1 of 2 people found the following review helpful
Even handed and well researched Nov. 2 2002
By Michael Dorosh - Published on Amazon.com
Format: Hardcover
I've only read through this book once, and it does seem to be a comprehensive look at a little known event in Canadian history. Andrew Clark is a competent writer, but his ignorance of military terminology sometimes shows through. There are also more than a handful of grammatical and typographical errors that are a little jarring - always disappointing to see that sort of thing in this day and age.

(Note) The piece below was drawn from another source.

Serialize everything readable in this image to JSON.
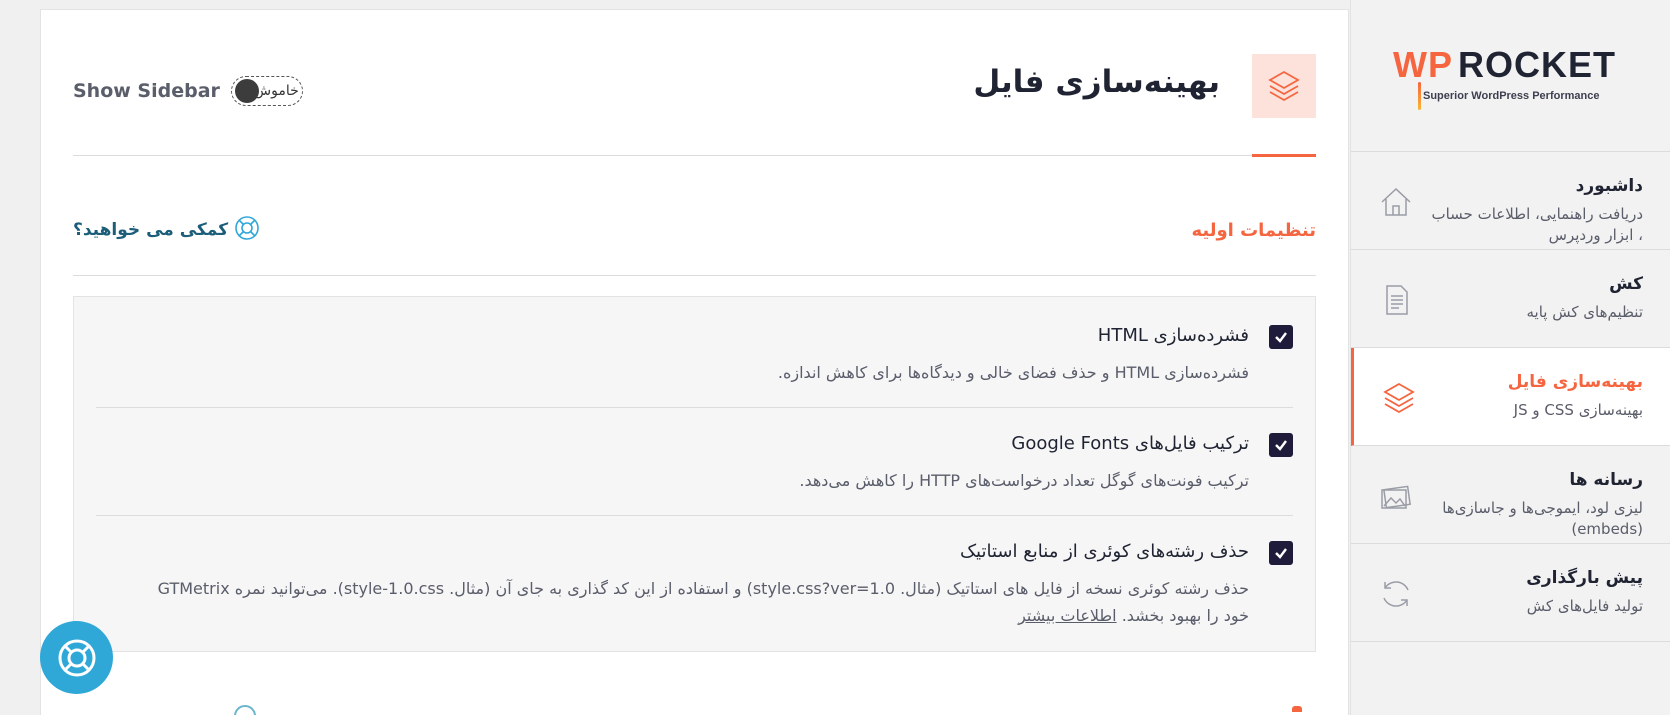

Clark also goes off on long tangents, which are arguably necessary to understand some of the main points the book is trying to present. The use of Colin MacDougall's book EXECUTION to substitute for Pringle's mind set or combat record is pretty unconvincing, however, and falls under the heading "wild speculation."
Clark has done a great job in researching this book, and has hit on some great sources, and in a timely manner. I recommend this book for its clear writing, its attempt to approach the subject in a neutral manner (neither condemning nor condoning either Pringle's conduct nor the Army's conduct), and Clark's overall well done attempt to discuss the broader issues - military justice, battlefield psychology, and the criminal underworld of occupied Italy. Clark is obviously no soldier, he is a journalist, but he shows an understanding of some of the soldier issues inherent in the case, and makes good use of secondary sources available to him - and a wide range of them, at that - as well as the aforementioned primary sources.
Clark obviously worked hard on this book, and it shows. My only reservation is that it may be seen as part of the same revisionism that is fuelling efforts to exonerate those soldiers executed for crimes in the Great War - try as we might, how can we really put ourselves into the minds - or hearts - of those who were alive at the time? In the end, Pringle was a criminal and a shirker, and I share the dismay of some combat veterans of the Hasty P's that this book may be seen as an indictment of the Canadian military - who had a very difficult job to do in WW II and were certainly not helped much by characters like Harold Joseph Pringle.